The Soldiers are Sgt. Sidy Diallo, automated logistics specialist; Staff Sgt. Ronald Knowles, petroleum supply specialist; Sgt. 1st Class Stephanie Owens, culinary specialist; Sgt. 1st Class Matthew Prager, rigger; and Sgt. 1st Class Rebecca Smith, mortuary affairs specialist.
“Our plan is for these museum figures to represent five departments of the Quartermaster Corps,” said Paul Morando, Quartermaster Museum director, who traveled with the Soldiers and helped direct the work by the artists at Atta Studios. “All of the figures will be placed within our existing gallery in permanent exhibits depicting their work.”
Morando said, “In the planning process, I had an early challenge to determine how they would be used. Should they just stand as statues or did we want to engage them in some type of activity? There is nothing interactive if they just stood at attention. In our gallery, for example, we have a pipeline that is part of our Petroleum and Water Exhibit. So, the completed figure of the petroleum supply specialist – Staff Sgt. Knowles – will be bent over a wheel opening a pipeline. It will give the public an idea of what these Soldiers might do on a daily basis.”
“The Soldiers were fun to work with,” said Karen Atta, owner of Atta Studios. “This is our first project with the U.S. Army. For some projects, we use generic models, but to work with the Soldiers was a great experience. We were glad they came to New York too, and all were involved in helping to make sure we could do the work accurately.”
Atta has 30 years experience in unique hand-made objects. The firm has over 1,000 figures in the Smithsonian Institute, National Parks, and various museums around the world.
“It was an awesome opportunity to be selected,” said Smith, a 17-year service member. “This was totally unlike anything I have experienced. It was not as bad as it looks (having the material applied to her face).”
Smith noted, “when I found out I was chosen, my first thought was ‘my mom is going to die.’”
Smith’s figure will be holding a flag in the mortuary affairs exhibit.
Morando said it took about 2 hours total for each Soldier to be cast.
“The group of artists did multiple Soldiers at a time and different pieces of their body,” he said. “The face and head molds were one part, the hands were another while the body was another.”
The faces of each were done quickly in about 20 minutes. “The material dried quickly and the artists worked with each Soldier and explained the process,” Morando said.
He credited the Soldiers for being good sports and fully cooperative to allow the artists to complete their work.

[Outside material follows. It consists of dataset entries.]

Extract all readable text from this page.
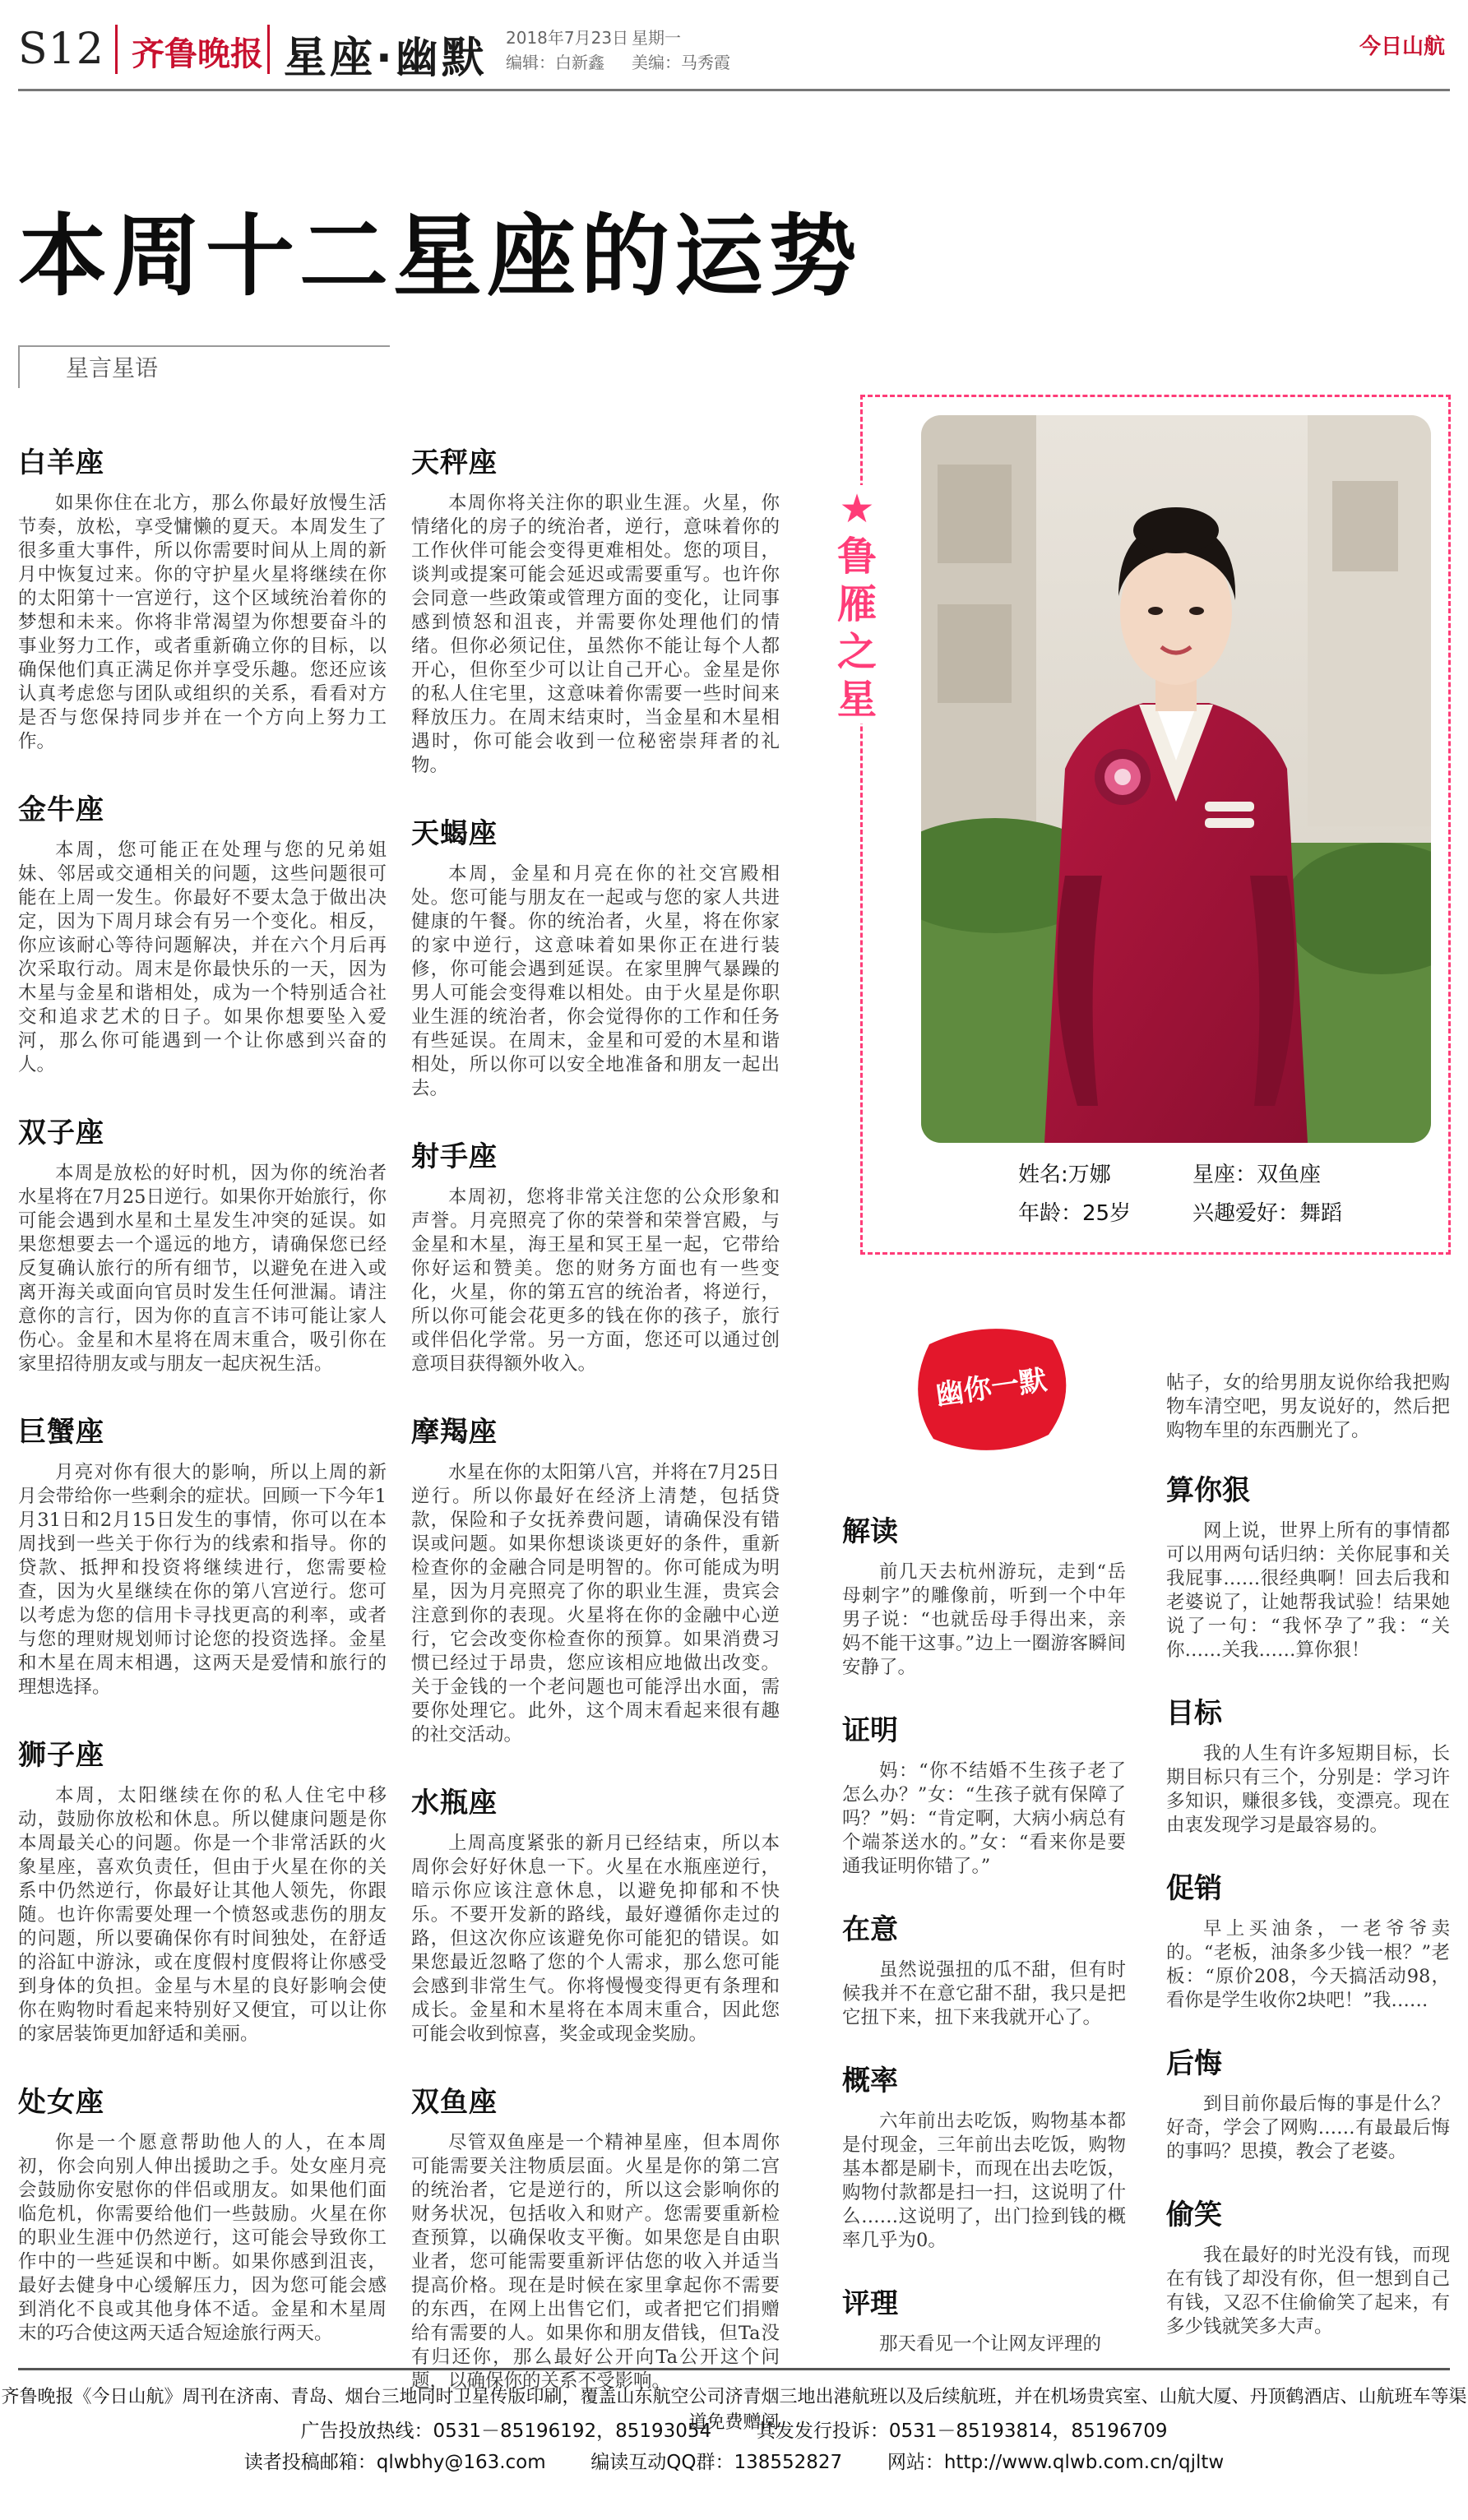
S12 齐鲁晚报 星座·幽默 2018年7月23日 星期一
编辑：白新鑫 美编：马秀霞
今日山航
本周十二星座的运势
星言星语
白羊座

如果你住在北方，那么你最好放慢生活节奏，放松，享受慵懒的夏天。本周发生了很多重大事件，所以你需要时间从上周的新月中恢复过来。你的守护星火星将继续在你的太阳第十一宫逆行，这个区域统治着你的梦想和未来。你将非常渴望为你想要奋斗的事业努力工作，或者重新确立你的目标，以确保他们真正满足你并享受乐趣。您还应该认真考虑您与团队或组织的关系，看看对方是否与您保持同步并在一个方向上努力工作。

金牛座

本周，您可能正在处理与您的兄弟姐妹、邻居或交通相关的问题，这些问题很可能在上周一发生。你最好不要太急于做出决定，因为下周月球会有另一个变化。相反，你应该耐心等待问题解决，并在六个月后再次采取行动。周末是你最快乐的一天，因为木星与金星和谐相处，成为一个特别适合社交和追求艺术的日子。如果你想要坠入爱河，那么你可能遇到一个让你感到兴奋的人。

双子座

本周是放松的好时机，因为你的统治者水星将在7月25日逆行。如果你开始旅行，你可能会遇到水星和土星发生冲突的延误。如果您想要去一个遥远的地方，请确保您已经反复确认旅行的所有细节，以避免在进入或离开海关或面向官员时发生任何泄漏。请注意你的言行，因为你的直言不讳可能让家人伤心。金星和木星将在周末重合，吸引你在家里招待朋友或与朋友一起庆祝生活。

巨蟹座

月亮对你有很大的影响，所以上周的新月会带给你一些剩余的症状。回顾一下今年1月31日和2月15日发生的事情，你可以在本周找到一些关于你行为的线索和指导。你的贷款、抵押和投资将继续进行，您需要检查，因为火星继续在你的第八宫逆行。您可以考虑为您的信用卡寻找更高的利率，或者与您的理财规划师讨论您的投资选择。金星和木星在周末相遇，这两天是爱情和旅行的理想选择。

狮子座

本周，太阳继续在你的私人住宅中移动，鼓励你放松和休息。所以健康问题是你本周最关心的问题。你是一个非常活跃的火象星座，喜欢负责任，但由于火星在你的关系中仍然逆行，你最好让其他人领先，你跟随。也许你需要处理一个愤怒或悲伤的朋友的问题，所以要确保你有时间独处，在舒适的浴缸中游泳，或在度假村度假将让你感受到身体的负担。金星与木星的良好影响会使你在购物时看起来特别好又便宜，可以让你的家居装饰更加舒适和美丽。

处女座

你是一个愿意帮助他人的人，在本周初，你会向别人伸出援助之手。处女座月亮会鼓励你安慰你的伴侣或朋友。如果他们面临危机，你需要给他们一些鼓励。火星在你的职业生涯中仍然逆行，这可能会导致你工作中的一些延误和中断。如果你感到沮丧，最好去健身中心缓解压力，因为您可能会感到消化不良或其他身体不适。金星和木星周末的巧合使这两天适合短途旅行两天。

天秤座

本周你将关注你的职业生涯。火星，你情绪化的房子的统治者，逆行，意味着你的工作伙伴可能会变得更难相处。您的项目，谈判或提案可能会延迟或需要重写。也许你会同意一些政策或管理方面的变化，让同事感到愤怒和沮丧，并需要你处理他们的情绪。但你必须记住，虽然你不能让每个人都开心，但你至少可以让自己开心。金星是你的私人住宅里，这意味着你需要一些时间来释放压力。在周末结束时，当金星和木星相遇时，你可能会收到一位秘密崇拜者的礼物。

天蝎座

本周，金星和月亮在你的社交宫殿相处。您可能与朋友在一起或与您的家人共进健康的午餐。你的统治者，火星，将在你家的家中逆行，这意味着如果你正在进行装修，你可能会遇到延误。在家里脾气暴躁的男人可能会变得难以相处。由于火星是你职业生涯的统治者，你会觉得你的工作和任务有些延误。在周末，金星和可爱的木星和谐相处，所以你可以安全地准备和朋友一起出去。

射手座

本周初，您将非常关注您的公众形象和声誉。月亮照亮了你的荣誉和荣誉宫殿，与金星和木星，海王星和冥王星一起，它带给你好运和赞美。您的财务方面也有一些变化，火星，你的第五宫的统治者，将逆行，所以你可能会花更多的钱在你的孩子，旅行或伴侣化学常。另一方面，您还可以通过创意项目获得额外收入。

摩羯座

水星在你的太阳第八宫，并将在7月25日逆行。所以你最好在经济上清楚，包括贷款，保险和子女抚养费问题，请确保没有错误或问题。如果你想谈谈更好的条件，重新检查你的金融合同是明智的。你可能成为明星，因为月亮照亮了你的职业生涯，贵宾会注意到你的表现。火星将在你的金融中心逆行，它会改变你检查你的预算。如果消费习惯已经过于昂贵，您应该相应地做出改变。关于金钱的一个老问题也可能浮出水面，需要你处理它。此外，这个周末看起来很有趣的社交活动。

水瓶座

上周高度紧张的新月已经结束，所以本周你会好好休息一下。火星在水瓶座逆行，暗示你应该注意休息，以避免抑郁和不快乐。不要开发新的路线，最好遵循你走过的路，但这次你应该避免你可能犯的错误。如果您最近忽略了您的个人需求，那么您可能会感到非常生气。你将慢慢变得更有条理和成长。金星和木星将在本周末重合，因此您可能会收到惊喜，奖金或现金奖励。

双鱼座

尽管双鱼座是一个精神星座，但本周你可能需要关注物质层面。火星是你的第二宫的统治者，它是逆行的，所以这会影响你的财务状况，包括收入和财产。您需要重新检查预算，以确保收支平衡。如果您是自由职业者，您可能需要重新评估您的收入并适当提高价格。现在是时候在家里拿起你不需要的东西，在网上出售它们，或者把它们捐赠给有需要的人。如果你和朋友借钱，但Ta没有归还你，那么最好公开向Ta公开这个问题，以确保你的关系不受影响。

★
鲁雁之星
姓名:万娜	星座：双鱼座
年龄：25岁	兴趣爱好：舞蹈
幽你一默
解读

前几天去杭州游玩，走到“岳母刺字”的雕像前，听到一个中年男子说：“也就岳母手得出来，亲妈不能干这事。”边上一圈游客瞬间安静了。

证明

妈：“你不结婚不生孩子老了怎么办？”女：“生孩子就有保障了吗？”妈：“肯定啊，大病小病总有个端茶送水的。”女：“看来你是要通我证明你错了。”

在意

虽然说强扭的瓜不甜，但有时候我并不在意它甜不甜，我只是把它扭下来，扭下来我就开心了。

概率

六年前出去吃饭，购物基本都是付现金，三年前出去吃饭，购物基本都是刷卡，而现在出去吃饭，购物付款都是扫一扫，这说明了什么……这说明了，出门捡到钱的概率几乎为0。

评理

那天看见一个让网友评理的

帖子，女的给男朋友说你给我把购物车清空吧，男友说好的，然后把购物车里的东西删光了。

算你狠

网上说，世界上所有的事情都可以用两句话归纳：关你屁事和关我屁事……很经典啊！回去后我和老婆说了，让她帮我试验！结果她说了一句：“我怀孕了”我：“关你……关我……算你狠！

目标

我的人生有许多短期目标，长期目标只有三个，分别是：学习许多知识，赚很多钱，变漂亮。现在由衷发现学习是最容易的。

促销

早上买油条，一老爷爷卖的。“老板，油条多少钱一根？”老板：“原价208，今天搞活动98，看你是学生收你2块吧！”我……

后悔

到目前你最后悔的事是什么？好奇，学会了网购……有最最后悔的事吗？思摸，教会了老婆。

偷笑

我在最好的时光没有钱，而现在有钱了却没有你，但一想到自己有钱，又忍不住偷偷笑了起来，有多少钱就笑多大声。

齐鲁晚报《今日山航》周刊在济南、青岛、烟台三地同时卫星传版印刷，覆盖山东航空公司济青烟三地出港航班以及后续航班，并在机场贵宾室、山航大厦、丹顶鹤酒店、山航班车等渠道免费赠阅
广告投放热线：0531－85196192，85193054 其发发行投诉：0531－85193814，85196709
读者投稿邮箱：qlwbhy@163.com 编读互动QQ群：138552827 网站：http://www.qlwb.com.cn/qjltw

The departments selected each of the Soldiers.
“I wanted to have good representation of all walks of life of the Quartermaster Corps,” he noted. “The figures will represent a typical Soldier not an individual. It’s who they represent.”
Morando said, “I worked with the artists to explain what we’re trying to go for on each type of look. For mortuary affairs, it was important to maintain a somber look. The pose the Soldier (Sgt. 1st Class Smith) was in will be holding or cradling a flag.”
The figure of Prager will hold a parachute cord representing the parachute rigger specialty, Morando said.
Each of the figures will match the height and angles of the exhibits. Uniforms will be added to the figures in New York and then a resin coating will be applied. All will be approved by Morando before they are delivered to the museum.
“It was exciting to visit New York for the first time,” said Knowles, a 14-year Soldier. “It was really the defining moment of my career. Having an opportunity to be part of military history is so great.”